The root of one of my teeth disappeared when I was a teenager and the tooth just staid there. This is an adult tooth, however the insurance is considering it as an baby tooth because it has no root. Is there no other way (size, color) that could help me confirm to the insurance that this is an adult tooth, not a baby one?
This tooth needs to be replaced by an implant, and insurance would cover it if this is an adult tooth only.
Your dentist should def. be able to tell the difference between a primary tooth and an adult tooth. Depending on where it is located and what size it is in comparison to the other teeth.
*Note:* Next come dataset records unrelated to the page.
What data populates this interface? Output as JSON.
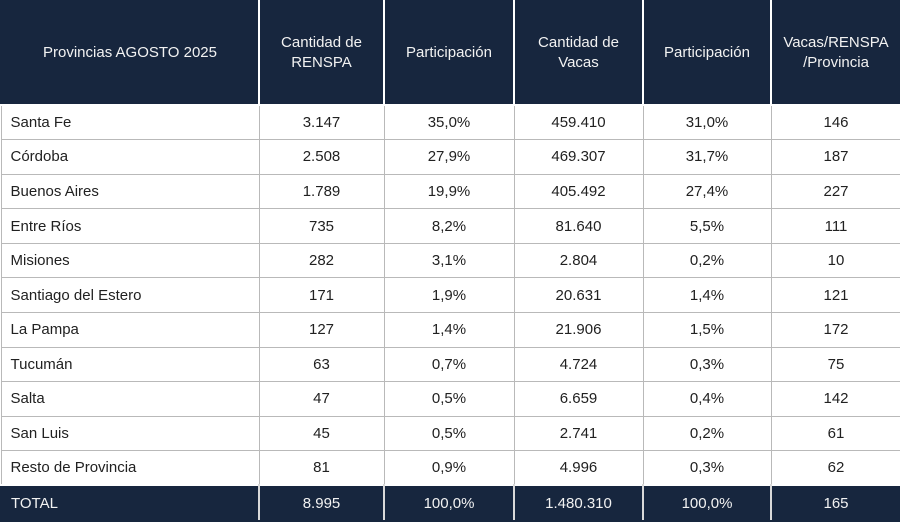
{
  "chart_data": {
    "type": "table",
    "title": "Provincias AGOSTO 2025",
    "columns": [
      "Provincias AGOSTO 2025",
      "Cantidad de RENSPA",
      "Participación",
      "Cantidad de Vacas",
      "Participación",
      "Vacas/RENSPA /Provincia"
    ],
    "rows": [
      [
        "Santa Fe",
        "3.147",
        "35,0%",
        "459.410",
        "31,0%",
        "146"
      ],
      [
        "Córdoba",
        "2.508",
        "27,9%",
        "469.307",
        "31,7%",
        "187"
      ],
      [
        "Buenos Aires",
        "1.789",
        "19,9%",
        "405.492",
        "27,4%",
        "227"
      ],
      [
        "Entre Ríos",
        "735",
        "8,2%",
        "81.640",
        "5,5%",
        "111"
      ],
      [
        "Misiones",
        "282",
        "3,1%",
        "2.804",
        "0,2%",
        "10"
      ],
      [
        "Santiago del Estero",
        "171",
        "1,9%",
        "20.631",
        "1,4%",
        "121"
      ],
      [
        "La Pampa",
        "127",
        "1,4%",
        "21.906",
        "1,5%",
        "172"
      ],
      [
        "Tucumán",
        "63",
        "0,7%",
        "4.724",
        "0,3%",
        "75"
      ],
      [
        "Salta",
        "47",
        "0,5%",
        "6.659",
        "0,4%",
        "142"
      ],
      [
        "San Luis",
        "45",
        "0,5%",
        "2.741",
        "0,2%",
        "61"
      ],
      [
        "Resto de Provincia",
        "81",
        "0,9%",
        "4.996",
        "0,3%",
        "62"
      ]
    ],
    "total": [
      "TOTAL",
      "8.995",
      "100,0%",
      "1.480.310",
      "100,0%",
      "165"
    ]
  },
  "colors": {
    "header_bg": "#17263E",
    "header_text": "#F2F2F2",
    "row_border": "#B9B9B9",
    "body_text": "#212121",
    "row_bg": "#FFFFFF"
  }
}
Some people do not get a permanent tooth in one or more places, thus the baby tooth stays present in the mouth as there is not another tooth under it pushing it out. The roots on baby teeth resorb so they can get ready to become loose and come out to make way for the adult teeth. Even though there is not a root present the tooth can still remain in the mouth for several years, sometimes a lifetime if you are careful. I have seen grown men with a primary tooth still in their mouth. Maxillary perm molars (upper, back teeth) have three roots, and mandibular perm molars (lower back teeth) have two roots. Depending on where this tooth is should tell your dentist if it is a primary or permanent tooth. Some people do have their permanent tooth roots resorb for some reason, in this case if the tooth becomes loose then they would have to have an implant. I know of a case where this happened to a lady in the dental field, she has excellent home care, it just so happened that a back molar root resporbed leaving the tooth loose, so she had an implant placed. I am sure there is a way for your dentist to find out one way or another what is going on in your mouth. Insurance companies can be very picky so don’t give up, keep trying.